I can dream…[emoji6]
 
:icon-biggrin: I know, if I'd have auctioned it as it was, I'd probably have been 6 or 7k better off.
 
I use engine oil. It's designed to stay in the capillary oil clearances. You can use grease on the journals if you're paranoid about the pump building up pressure but it should be no different than an oil change BUT it's essential to make sure the pump is well oiled when installing it as otherwise it may not suck up and produce pressure straight away.
 
2 parts engine oil, 1 part molyslip and 1 part STP. Used it numerous times over the years from small bike to large car engines and it does the job. All you need is a lubricant that will say on the bearings for the first few vital seconds of the post build startup until the sump oil gets round.
 
I use engine oil. It's designed to stay in the capillary oil clearances. You can use grease on the journals if you're paranoid about the pump building up pressure but it should be no different than an oil change BUT it's essential to make sure the pump is well oiled when installing it as otherwise it may not suck up and produce pressure straight away.

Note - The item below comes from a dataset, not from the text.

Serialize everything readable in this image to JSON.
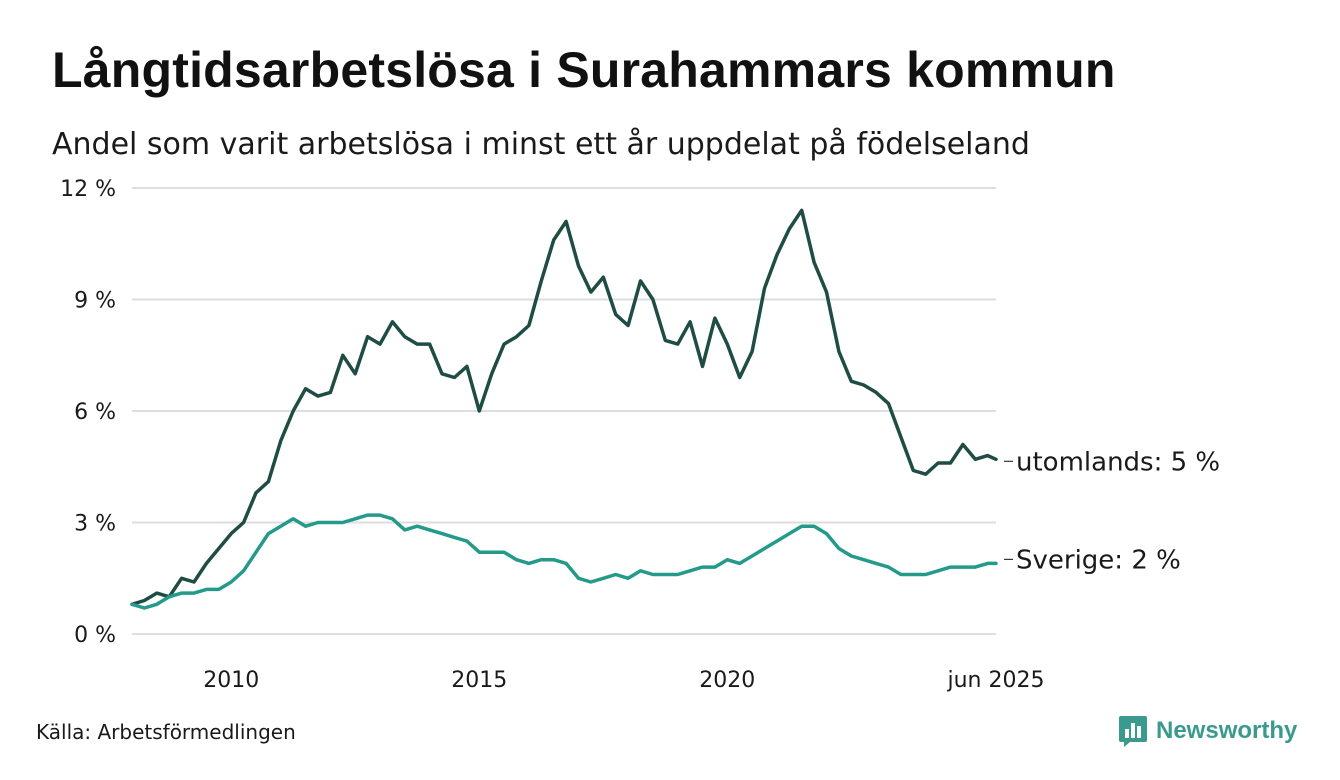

A simple engine oil change leaves the oil ways full unlike an engine strip. When I did the BEB's after leaving the sump off over night to minimise the oil drips I was amazed at the amount of oil than ran out of the crank when the bearing caps came off.
 
I always used engine oil, Rover V8 oil pumps I used to prime with petroleum jelly (Vaseline) so that they would have good suction.

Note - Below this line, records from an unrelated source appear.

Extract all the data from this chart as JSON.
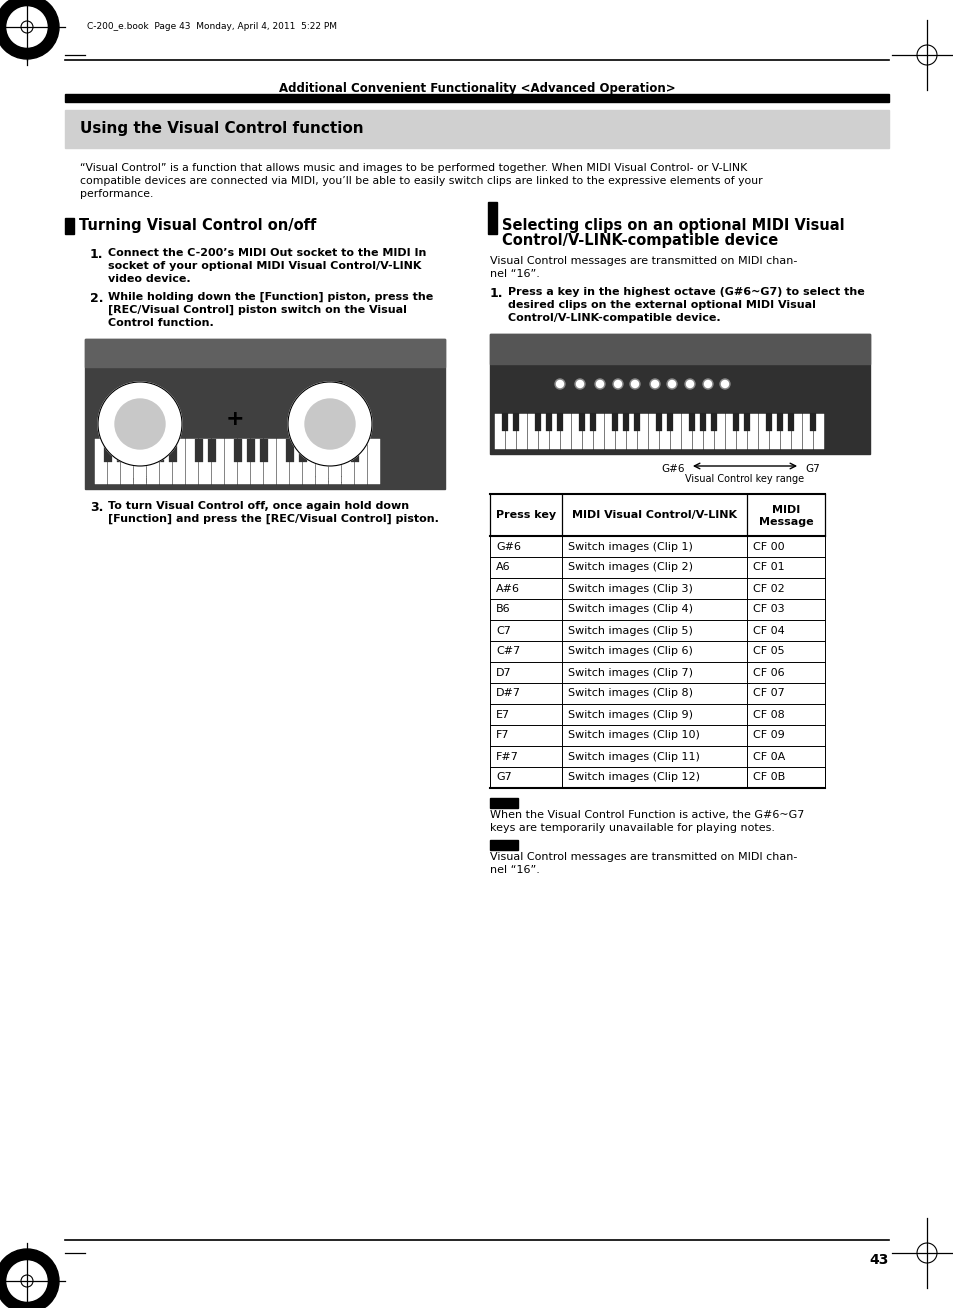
{
  "page_bg": "#ffffff",
  "header_text": "Additional Convenient Functionality <Advanced Operation>",
  "section_box_bg": "#d0d0d0",
  "section_box_title": "Using the Visual Control function",
  "section_intro_lines": [
    "“Visual Control” is a function that allows music and images to be performed together. When MIDI Visual Control- or V-LINK",
    "compatible devices are connected via MIDI, you’ll be able to easily switch clips are linked to the expressive elements of your",
    "performance."
  ],
  "left_section_title": "Turning Visual Control on/off",
  "left_step1_lines": [
    "Connect the C-200’s MIDI Out socket to the MIDI In",
    "socket of your optional MIDI Visual Control/V-LINK",
    "video device."
  ],
  "left_step2_lines": [
    "While holding down the [Function] piston, press the",
    "[REC/Visual Control] piston switch on the Visual",
    "Control function."
  ],
  "left_step3_lines": [
    "To turn Visual Control off, once again hold down",
    "[Function] and press the [REC/Visual Control] piston."
  ],
  "right_section_title_line1": "Selecting clips on an optional MIDI Visual",
  "right_section_title_line2": "Control/V-LINK-compatible device",
  "right_intro_lines": [
    "Visual Control messages are transmitted on MIDI chan-",
    "nel “16”."
  ],
  "right_step1_lines": [
    "Press a key in the highest octave (G#6~G7) to select the",
    "desired clips on the external optional MIDI Visual",
    "Control/V-LINK-compatible device."
  ],
  "key_range_label": "Visual Control key range",
  "g6_label": "G#6",
  "g7_label": "G7",
  "table_headers": [
    "Press key",
    "MIDI Visual Control/V-LINK",
    "MIDI\nMessage"
  ],
  "table_rows": [
    [
      "G#6",
      "Switch images (Clip 1)",
      "CF 00"
    ],
    [
      "A6",
      "Switch images (Clip 2)",
      "CF 01"
    ],
    [
      "A#6",
      "Switch images (Clip 3)",
      "CF 02"
    ],
    [
      "B6",
      "Switch images (Clip 4)",
      "CF 03"
    ],
    [
      "C7",
      "Switch images (Clip 5)",
      "CF 04"
    ],
    [
      "C#7",
      "Switch images (Clip 6)",
      "CF 05"
    ],
    [
      "D7",
      "Switch images (Clip 7)",
      "CF 06"
    ],
    [
      "D#7",
      "Switch images (Clip 8)",
      "CF 07"
    ],
    [
      "E7",
      "Switch images (Clip 9)",
      "CF 08"
    ],
    [
      "F7",
      "Switch images (Clip 10)",
      "CF 09"
    ],
    [
      "F#7",
      "Switch images (Clip 11)",
      "CF 0A"
    ],
    [
      "G7",
      "Switch images (Clip 12)",
      "CF 0B"
    ]
  ],
  "note_text1_lines": [
    "When the Visual Control Function is active, the G#6~G7",
    "keys are temporarily unavailable for playing notes."
  ],
  "note_text2_lines": [
    "Visual Control messages are transmitted on MIDI chan-",
    "nel “16”."
  ],
  "page_number": "43",
  "footer_text": "C-200_e.book  Page 43  Monday, April 4, 2011  5:22 PM"
}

If you are concerned about first start lubrication use gear box oil, EP90.
 
Thanks Guys... I just wondered if there was a particular product recommended.

When I've been tuned engines for the old Fiat 500 classics, I've used either Torco assy lube or STP in the oil pump and on the BEB,s and the black assy grease everywhere else. I'm a bit paranoid with the LC engine, if it munches itself up it's gonna b expensive.

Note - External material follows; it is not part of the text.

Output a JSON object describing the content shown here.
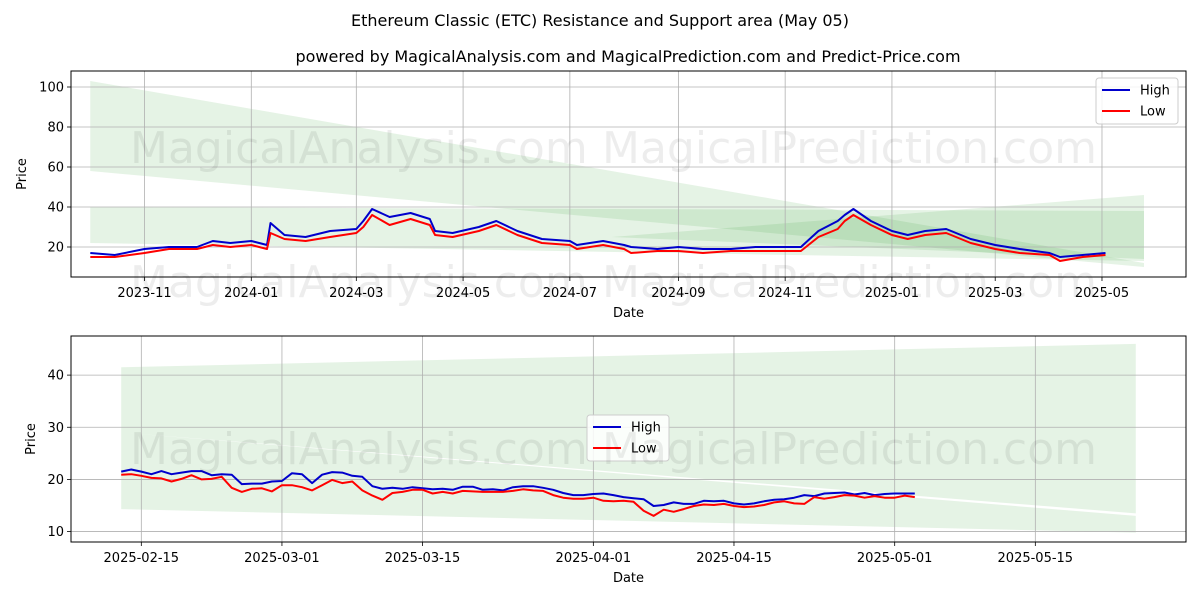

I'm always a bit concerned that some of these products, like STP or Slick 50 will prevent the engine from bedding in properly. Julian, I'm curious about the EP90... are there any ill effects mixing this with engine oil??

Also with regards to the choice of engine oil whilst the engine is bedding in, any recommendations - should I go by the book and get semi-sync Toyo oil. Or would it be better to run in with non-sync? And when it comes to priming the pump can this be done on the engine frame with the injectors out, but just turning the engine over by the pulley. Could I expect to see oil reaching the top end this way?
 
From your last post I think you are not far off knowing the answers NR. [emoji4]
Deglaze the bores, wash and scrub (buy a toilet brush that fits the bores snug) with fairy and water then dry. Reassemble. Mineral oil for the first 300 miles (or thereabouts, can be up to 500) to bed in.
Rig up something to drive the engine in the correct direction, a drill on a belt onto a pulley to rotate it at a low RPM is what I did with my Smart engine to start things off.
There's no heater plugs on your engine IIRC so injectors out as you say and it may be a good idea to give the fuel pump some fuel so it is lubricated internally and catch what fuel comes out.